On this occasion, there will be a total of 205 galleries from 36 countries: 73 Spanish galleries and 132 foreign ones. “We want to continue growing,” acknowledged the director of the fair, who in addition to highlighting the international projection pointed out the large number of galleries that had been left out this year.
“Approximately the same as those that have entered, close to 200,” López explained two weeks ago during the presentation of the fair. Precisely, last Tuesday the artist Manolo Valdés, visiting Madrid for his first individual exhibition in the city after a decade, criticized Arco in an interview – which he considers has an obsolete gallery selection criterion – and denounced that its own gallery, Open Gallery, had been “banned” from this edition.
López has rejected these accusations, although he says he “understands that he is upset” by his non-presence in this edition. “I understand that you are upset, but I feel bad that you insult the fair and the galleries. It is very difficult to select the projects and, in your case, you have not obtained the necessary votes, but it is not a veto,” he indicated in the comments. days prior to the meeting.
Likewise, he has defended the selection criteria that are repeated every year, with “super strict” rules and a “very serious” work procedure for the galleries. In this sense, he recalled that it is the galleries themselves that choose other galleries – “a common criterion” in other fields – and that a representativeness of international galleries and others “in local contexts” is achieved.
For the curator, it is a procedure “done with great respect, care and seriousness”, which also has an appeal committee in case the galleries are not happy with the result. “Everything is very reviewed, really,” she indicated.
Arco will have more than 350 invited collectors this year, in addition to another 200 professionals for meetings. And it will also seek to protect the Spanish artist, just as forecasts point to a number of visitors similar to that of the previous edition.
National representation this year stands at 35% of the offering and the international segment rises to 65%, while nearly 30% is accounted for by the Latin American presence, with the participation of 38 galleries from 13 countries, with a special presence of Argentina, Brazil and Mexico.
In addition, it incorporates as a 2024 research topic ‘The shore, the tide, the current: an oceanic Caribbean’, curated by Carla Acevedo-Yates and Sara Hermann Morera and where 19 galleries will participate. Added to this section is ‘Opening. New Galleries’, with fifteen galleries, and ‘Never the Same. Latin American Art’, with twelve other galleries.

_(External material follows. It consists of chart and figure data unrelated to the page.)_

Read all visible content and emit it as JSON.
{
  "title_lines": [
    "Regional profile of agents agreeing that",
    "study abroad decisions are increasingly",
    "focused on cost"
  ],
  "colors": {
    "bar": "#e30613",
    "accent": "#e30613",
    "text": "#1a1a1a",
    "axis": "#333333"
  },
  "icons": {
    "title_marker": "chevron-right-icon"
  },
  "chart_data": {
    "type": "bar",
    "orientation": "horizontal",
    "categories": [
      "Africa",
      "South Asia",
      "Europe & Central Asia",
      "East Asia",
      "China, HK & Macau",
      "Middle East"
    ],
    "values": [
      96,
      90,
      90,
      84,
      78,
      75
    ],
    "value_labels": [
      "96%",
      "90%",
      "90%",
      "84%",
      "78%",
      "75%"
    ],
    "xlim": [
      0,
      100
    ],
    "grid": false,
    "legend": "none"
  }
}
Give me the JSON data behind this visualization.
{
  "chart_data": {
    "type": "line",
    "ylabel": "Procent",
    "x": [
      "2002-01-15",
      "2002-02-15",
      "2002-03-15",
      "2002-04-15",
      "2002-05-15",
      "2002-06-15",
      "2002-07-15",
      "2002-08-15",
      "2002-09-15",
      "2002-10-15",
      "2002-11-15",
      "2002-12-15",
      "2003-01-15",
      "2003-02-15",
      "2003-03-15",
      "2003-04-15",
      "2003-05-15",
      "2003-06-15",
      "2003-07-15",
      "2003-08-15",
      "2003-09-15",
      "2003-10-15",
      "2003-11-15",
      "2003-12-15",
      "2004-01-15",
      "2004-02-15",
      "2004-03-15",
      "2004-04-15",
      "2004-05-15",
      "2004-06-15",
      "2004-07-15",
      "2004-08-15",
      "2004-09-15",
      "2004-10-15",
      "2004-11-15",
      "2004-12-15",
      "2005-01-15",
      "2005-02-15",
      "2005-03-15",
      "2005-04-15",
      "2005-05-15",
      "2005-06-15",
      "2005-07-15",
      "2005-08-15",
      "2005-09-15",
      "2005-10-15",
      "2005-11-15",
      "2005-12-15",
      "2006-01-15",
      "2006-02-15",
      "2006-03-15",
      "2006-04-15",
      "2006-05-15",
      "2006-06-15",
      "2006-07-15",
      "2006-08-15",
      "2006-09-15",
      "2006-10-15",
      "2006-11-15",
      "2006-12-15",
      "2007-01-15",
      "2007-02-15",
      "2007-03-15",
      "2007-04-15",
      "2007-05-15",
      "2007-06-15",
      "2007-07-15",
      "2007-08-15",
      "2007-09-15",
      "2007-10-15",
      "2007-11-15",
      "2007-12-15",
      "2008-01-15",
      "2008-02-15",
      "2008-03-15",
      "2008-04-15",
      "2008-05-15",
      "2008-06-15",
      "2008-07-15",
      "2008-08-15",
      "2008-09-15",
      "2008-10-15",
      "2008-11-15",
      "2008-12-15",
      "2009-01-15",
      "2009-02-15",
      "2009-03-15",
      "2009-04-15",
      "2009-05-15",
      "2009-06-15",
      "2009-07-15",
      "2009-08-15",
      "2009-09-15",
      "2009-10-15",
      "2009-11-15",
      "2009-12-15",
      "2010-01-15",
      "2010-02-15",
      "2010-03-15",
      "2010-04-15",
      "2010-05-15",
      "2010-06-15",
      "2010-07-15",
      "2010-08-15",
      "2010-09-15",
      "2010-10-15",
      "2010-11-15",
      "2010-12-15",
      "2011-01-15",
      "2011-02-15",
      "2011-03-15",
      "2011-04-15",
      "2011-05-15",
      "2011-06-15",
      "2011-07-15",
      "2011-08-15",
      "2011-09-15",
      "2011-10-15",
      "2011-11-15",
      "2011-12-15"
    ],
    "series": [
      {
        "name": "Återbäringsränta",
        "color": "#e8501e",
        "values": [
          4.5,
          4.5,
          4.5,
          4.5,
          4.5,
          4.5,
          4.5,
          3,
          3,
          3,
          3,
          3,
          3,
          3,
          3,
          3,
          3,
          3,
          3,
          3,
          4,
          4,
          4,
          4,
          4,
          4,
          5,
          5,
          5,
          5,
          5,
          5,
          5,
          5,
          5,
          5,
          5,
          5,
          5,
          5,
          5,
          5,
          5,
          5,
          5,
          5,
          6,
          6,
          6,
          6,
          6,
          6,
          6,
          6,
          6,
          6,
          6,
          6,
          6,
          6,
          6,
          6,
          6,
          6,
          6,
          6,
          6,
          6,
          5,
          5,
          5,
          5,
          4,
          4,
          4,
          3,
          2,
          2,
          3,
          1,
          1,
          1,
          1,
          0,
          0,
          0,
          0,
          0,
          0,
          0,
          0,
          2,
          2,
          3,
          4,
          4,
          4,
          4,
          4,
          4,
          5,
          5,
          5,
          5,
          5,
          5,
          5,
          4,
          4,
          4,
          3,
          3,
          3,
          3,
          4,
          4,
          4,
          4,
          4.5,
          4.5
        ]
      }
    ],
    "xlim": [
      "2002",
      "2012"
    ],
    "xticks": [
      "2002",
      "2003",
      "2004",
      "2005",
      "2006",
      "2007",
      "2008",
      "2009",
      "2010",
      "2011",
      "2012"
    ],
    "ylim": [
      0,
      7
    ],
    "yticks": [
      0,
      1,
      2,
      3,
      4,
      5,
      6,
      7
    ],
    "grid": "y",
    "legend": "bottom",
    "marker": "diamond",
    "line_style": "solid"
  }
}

López has already announced that decolonization will be one of the topics present in the next edition. It is not really a topic that as director of the fair I should attack, “I think it is the artists who have been thinking about it for a long time from a historical and critical tradition and it will be present in Arco because it is a very current discourse,” said López, who has not revealed specific pieces in this regard but does point to this new section of Latin American art as a meeting point.
Another novelty this year will be the entry of works related to Artificial Intelligence – “now I don’t know what works there are, but I’m sure it’s behind some pieces,” said López. The director of Arco has been in favor of the introduction of this new technique, which she considers “just another tool.”
The change of dates for March will also make Arco coincide with 8-M. López has announced that there will be a space that day for the Association of Women in the Visual Arts and has indicated that the presence of women at the fair has grown from 37% to 43%, although she does not contemplate recovering proposals like the one from two years ago. of a specific space for artists. “It’s true that it was removed and raised some controversy, but I don’t think recovering it is an option,” she admitted.